Folha de S. Paulo


Escritor Javier Cercas lança livro sobre homem que fingiu ser vítima de guerras

Por quase três décadas, o sindicalista catalão Enric Marco Batlle, hoje com 94 anos, comoveu a Europa com sua história. Segundo contava, havia lutado ao lado dos republicanos na Guerra Civil Espanhola (1936-39) e sobrevivido num campo de concentração nazista na 2ª Guerra (1939-45).

Seu relato o fez um símbolo de heroísmo para vítimas, familiares e novas gerações. Marco foi convidado a dar palestras, entrevistas e depoimentos para livros. Recebeu medalhas e foi homenageado por líderes de todo o mundo.

Até que, em 2005, o historiador Benito Bermejo farejou contradições em seus depoimentos e foi apurar. Descobriu que era tudo mentira.

Envergonhado, Marco admitiu que jamais havia passado sequer um dia num campo de concentração e renunciou à presidência da Amical de Mauthausen, associação que reúne os sobreviventes do grupo de 9.000 espanhóis feitos prisioneiros pelo nazismo.

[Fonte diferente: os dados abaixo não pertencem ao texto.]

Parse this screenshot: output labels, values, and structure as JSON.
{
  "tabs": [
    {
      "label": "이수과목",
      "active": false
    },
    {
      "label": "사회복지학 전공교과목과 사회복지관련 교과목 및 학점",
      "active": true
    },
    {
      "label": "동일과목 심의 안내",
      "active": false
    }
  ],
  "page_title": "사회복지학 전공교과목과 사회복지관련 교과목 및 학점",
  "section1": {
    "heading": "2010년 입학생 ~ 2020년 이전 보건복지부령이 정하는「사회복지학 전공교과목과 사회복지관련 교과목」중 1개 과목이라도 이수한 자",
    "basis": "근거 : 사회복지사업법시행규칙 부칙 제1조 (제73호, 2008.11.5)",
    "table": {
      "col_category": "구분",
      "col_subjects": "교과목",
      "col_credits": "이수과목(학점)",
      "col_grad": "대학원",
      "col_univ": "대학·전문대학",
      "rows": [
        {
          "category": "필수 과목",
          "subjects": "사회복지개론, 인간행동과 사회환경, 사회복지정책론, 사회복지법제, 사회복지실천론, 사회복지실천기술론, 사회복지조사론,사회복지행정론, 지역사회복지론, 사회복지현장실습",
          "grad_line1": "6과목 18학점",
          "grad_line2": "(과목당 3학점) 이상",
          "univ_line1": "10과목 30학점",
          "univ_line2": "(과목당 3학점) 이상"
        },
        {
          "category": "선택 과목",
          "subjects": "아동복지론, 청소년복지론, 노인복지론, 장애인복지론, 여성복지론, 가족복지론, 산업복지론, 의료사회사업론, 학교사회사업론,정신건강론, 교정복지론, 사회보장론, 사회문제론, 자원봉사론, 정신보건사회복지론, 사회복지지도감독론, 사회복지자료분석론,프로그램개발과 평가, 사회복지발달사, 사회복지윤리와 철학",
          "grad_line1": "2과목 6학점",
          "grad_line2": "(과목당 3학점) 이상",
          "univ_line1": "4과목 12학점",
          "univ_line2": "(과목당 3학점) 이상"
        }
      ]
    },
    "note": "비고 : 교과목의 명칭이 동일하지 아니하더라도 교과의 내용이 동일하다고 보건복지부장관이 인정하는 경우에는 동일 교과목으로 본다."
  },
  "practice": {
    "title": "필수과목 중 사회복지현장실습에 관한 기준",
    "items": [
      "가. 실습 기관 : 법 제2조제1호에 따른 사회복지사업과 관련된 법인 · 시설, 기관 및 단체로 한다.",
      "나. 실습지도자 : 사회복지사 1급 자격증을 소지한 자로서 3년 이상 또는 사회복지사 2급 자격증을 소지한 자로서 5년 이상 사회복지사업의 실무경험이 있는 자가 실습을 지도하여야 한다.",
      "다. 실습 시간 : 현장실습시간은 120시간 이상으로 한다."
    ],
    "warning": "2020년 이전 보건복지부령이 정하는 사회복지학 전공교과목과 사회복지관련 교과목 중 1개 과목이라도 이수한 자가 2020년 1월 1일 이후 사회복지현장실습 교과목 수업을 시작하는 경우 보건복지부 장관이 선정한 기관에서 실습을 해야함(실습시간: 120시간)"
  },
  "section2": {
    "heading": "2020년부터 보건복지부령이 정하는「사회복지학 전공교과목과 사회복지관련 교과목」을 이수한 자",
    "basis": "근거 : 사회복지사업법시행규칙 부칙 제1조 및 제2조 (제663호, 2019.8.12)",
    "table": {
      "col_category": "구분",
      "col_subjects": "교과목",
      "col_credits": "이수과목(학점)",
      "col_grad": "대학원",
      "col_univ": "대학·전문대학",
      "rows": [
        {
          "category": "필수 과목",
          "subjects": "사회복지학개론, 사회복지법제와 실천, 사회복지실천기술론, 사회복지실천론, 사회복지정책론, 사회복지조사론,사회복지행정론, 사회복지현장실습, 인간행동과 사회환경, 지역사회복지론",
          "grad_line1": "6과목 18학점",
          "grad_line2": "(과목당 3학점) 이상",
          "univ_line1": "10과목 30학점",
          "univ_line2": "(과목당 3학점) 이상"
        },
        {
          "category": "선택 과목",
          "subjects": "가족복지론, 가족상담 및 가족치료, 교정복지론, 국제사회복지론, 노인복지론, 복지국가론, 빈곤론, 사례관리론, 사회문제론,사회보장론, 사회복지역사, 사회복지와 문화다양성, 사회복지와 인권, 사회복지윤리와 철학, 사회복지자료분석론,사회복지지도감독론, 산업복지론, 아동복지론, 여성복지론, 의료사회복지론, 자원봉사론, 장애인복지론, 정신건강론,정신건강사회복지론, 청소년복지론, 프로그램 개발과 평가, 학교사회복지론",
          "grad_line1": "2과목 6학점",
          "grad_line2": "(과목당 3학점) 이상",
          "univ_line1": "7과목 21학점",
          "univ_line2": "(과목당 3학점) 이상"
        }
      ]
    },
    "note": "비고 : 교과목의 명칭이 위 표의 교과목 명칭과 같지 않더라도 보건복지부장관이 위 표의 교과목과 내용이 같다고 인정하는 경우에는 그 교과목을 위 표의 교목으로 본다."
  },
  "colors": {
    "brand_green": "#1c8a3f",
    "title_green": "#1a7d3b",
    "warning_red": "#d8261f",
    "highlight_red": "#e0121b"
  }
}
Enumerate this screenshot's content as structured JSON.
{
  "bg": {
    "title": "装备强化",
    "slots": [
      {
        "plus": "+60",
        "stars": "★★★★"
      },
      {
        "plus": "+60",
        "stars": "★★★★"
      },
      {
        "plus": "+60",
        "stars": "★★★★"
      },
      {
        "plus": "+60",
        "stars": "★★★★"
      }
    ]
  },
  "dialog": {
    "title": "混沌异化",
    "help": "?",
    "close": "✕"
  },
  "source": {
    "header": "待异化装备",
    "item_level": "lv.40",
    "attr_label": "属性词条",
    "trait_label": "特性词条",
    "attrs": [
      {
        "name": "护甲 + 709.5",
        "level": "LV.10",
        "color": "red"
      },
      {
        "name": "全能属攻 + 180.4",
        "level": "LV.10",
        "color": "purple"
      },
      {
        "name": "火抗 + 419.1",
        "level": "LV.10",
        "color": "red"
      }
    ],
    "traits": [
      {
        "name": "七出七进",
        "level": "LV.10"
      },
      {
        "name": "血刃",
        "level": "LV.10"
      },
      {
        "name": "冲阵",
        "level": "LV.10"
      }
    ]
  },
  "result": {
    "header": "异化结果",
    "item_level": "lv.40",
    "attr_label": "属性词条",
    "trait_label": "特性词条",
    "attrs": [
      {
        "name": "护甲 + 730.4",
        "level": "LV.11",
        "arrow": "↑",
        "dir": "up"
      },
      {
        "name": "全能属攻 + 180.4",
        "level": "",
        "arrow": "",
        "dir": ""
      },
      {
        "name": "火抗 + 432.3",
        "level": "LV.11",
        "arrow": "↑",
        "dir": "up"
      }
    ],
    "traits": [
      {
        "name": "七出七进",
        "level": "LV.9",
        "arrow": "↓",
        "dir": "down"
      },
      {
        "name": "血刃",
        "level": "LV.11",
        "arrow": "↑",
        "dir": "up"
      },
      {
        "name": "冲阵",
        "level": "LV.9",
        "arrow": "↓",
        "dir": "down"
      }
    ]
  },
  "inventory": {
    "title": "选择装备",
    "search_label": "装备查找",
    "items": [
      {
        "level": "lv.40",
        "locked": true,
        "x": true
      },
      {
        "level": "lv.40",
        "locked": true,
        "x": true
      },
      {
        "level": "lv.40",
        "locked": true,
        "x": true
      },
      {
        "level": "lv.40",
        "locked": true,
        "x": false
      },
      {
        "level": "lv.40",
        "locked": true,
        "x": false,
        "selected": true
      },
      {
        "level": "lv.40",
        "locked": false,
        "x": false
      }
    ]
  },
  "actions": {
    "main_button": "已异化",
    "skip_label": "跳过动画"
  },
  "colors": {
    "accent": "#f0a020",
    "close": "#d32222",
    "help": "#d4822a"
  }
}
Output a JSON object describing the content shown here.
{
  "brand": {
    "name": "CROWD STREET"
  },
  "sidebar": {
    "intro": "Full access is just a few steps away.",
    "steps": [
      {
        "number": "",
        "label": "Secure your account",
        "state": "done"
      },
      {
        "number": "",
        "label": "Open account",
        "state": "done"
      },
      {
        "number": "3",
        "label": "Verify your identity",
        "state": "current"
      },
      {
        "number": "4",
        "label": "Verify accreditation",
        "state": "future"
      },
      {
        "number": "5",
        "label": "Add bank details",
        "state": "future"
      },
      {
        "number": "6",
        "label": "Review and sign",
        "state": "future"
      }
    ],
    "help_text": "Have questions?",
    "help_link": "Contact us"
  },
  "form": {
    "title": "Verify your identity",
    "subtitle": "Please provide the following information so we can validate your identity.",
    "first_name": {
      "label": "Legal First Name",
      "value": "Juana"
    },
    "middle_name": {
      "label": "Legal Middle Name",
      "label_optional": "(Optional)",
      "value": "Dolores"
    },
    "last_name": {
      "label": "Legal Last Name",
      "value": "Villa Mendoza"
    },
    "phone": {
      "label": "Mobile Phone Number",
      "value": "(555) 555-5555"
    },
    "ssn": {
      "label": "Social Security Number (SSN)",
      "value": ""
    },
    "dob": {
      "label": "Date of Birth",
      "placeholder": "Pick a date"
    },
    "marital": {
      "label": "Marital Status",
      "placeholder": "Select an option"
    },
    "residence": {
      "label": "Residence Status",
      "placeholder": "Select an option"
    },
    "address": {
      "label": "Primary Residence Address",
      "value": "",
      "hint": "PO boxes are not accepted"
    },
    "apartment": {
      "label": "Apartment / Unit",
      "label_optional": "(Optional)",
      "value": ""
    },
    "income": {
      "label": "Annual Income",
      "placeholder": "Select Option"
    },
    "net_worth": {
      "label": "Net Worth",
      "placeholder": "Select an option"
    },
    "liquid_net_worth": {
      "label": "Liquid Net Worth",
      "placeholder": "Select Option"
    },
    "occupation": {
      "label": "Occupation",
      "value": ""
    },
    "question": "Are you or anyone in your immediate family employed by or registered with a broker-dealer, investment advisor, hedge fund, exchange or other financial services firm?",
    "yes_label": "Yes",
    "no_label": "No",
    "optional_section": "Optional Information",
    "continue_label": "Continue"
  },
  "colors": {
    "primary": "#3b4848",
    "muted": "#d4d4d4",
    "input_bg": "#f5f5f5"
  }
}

"Enric Marco é o Pelé da impostura", resume Javier Cercas, 53, em entrevista à Folha, em Buenos Aires, onde participou da feira do livro local. Cercas virá apresentar "O Impostor", seu livro sobre Enric Marco (que será lançado pela Biblioteca Azul), na próxima Fliporto, em Pernambuco, em novembro. Leia abaixo os principais trechos.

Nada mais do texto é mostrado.